En  mis pagos diríamos (también):_ Es lo que tuve que vivir / lo que debí vivir _(o_ he tenido que..._ o _he debido...; _o directamente en presente:_ es lo que debo padecer / soportar)_; no atendiendo a una obligación, claro, sino a una carga.


----------



## CharlotteThozet90

Exacto, una carga. 
Es una expresión difícil, porque simplemente tocar en el sentido de asignar, ya cuesta de traducir (lotería, premio...).
Imagino que simplemente no se usa esta expresión.


----------



## Paquita

CharlotteThozet90 said:


> Exacto, una carga.
> Es una expresión difícil, porque simplemente tocar en el sentido de asignar, ya cuesta de traducir (lotería, premio...).
> Imagino que simplemente no se usa esta expresión.

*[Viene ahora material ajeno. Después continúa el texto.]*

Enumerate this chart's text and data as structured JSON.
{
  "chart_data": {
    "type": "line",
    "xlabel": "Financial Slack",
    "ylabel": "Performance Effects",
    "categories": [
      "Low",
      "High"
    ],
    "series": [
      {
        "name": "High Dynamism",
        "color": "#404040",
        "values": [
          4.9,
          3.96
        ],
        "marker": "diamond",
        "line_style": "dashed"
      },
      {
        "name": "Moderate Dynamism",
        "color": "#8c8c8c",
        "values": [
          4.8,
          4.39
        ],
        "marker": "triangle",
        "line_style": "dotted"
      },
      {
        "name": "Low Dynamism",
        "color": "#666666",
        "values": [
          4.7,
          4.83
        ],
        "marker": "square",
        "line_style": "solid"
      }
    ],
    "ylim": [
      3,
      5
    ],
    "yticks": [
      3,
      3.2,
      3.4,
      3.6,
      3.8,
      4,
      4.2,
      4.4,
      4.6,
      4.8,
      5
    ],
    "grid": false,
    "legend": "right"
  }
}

Lo de la lotería me sugiere la expresión: c'est mon lot.
(No soy capaz de copiarte enlace hacia el cnrtl . Si puedes consultarlo ve a la letra D tendrás ejemplos)


----------



## Nanon

Si lo quieres expresar de una manera menos dramática, también podrías decir algo como _c'est ça, ma vie._


----------



## Terio

CharlotteThozet90 said:


> Sobre esta expresión < es lo que me ha tocado vivir>, ¿hay más sugerencias?
> 
> Por ejemplo, en relación a un problema de salud que condiciona tu vida cotidiana.


Tal vez : *Voilà ce qui m'est tombé dessus*.


----------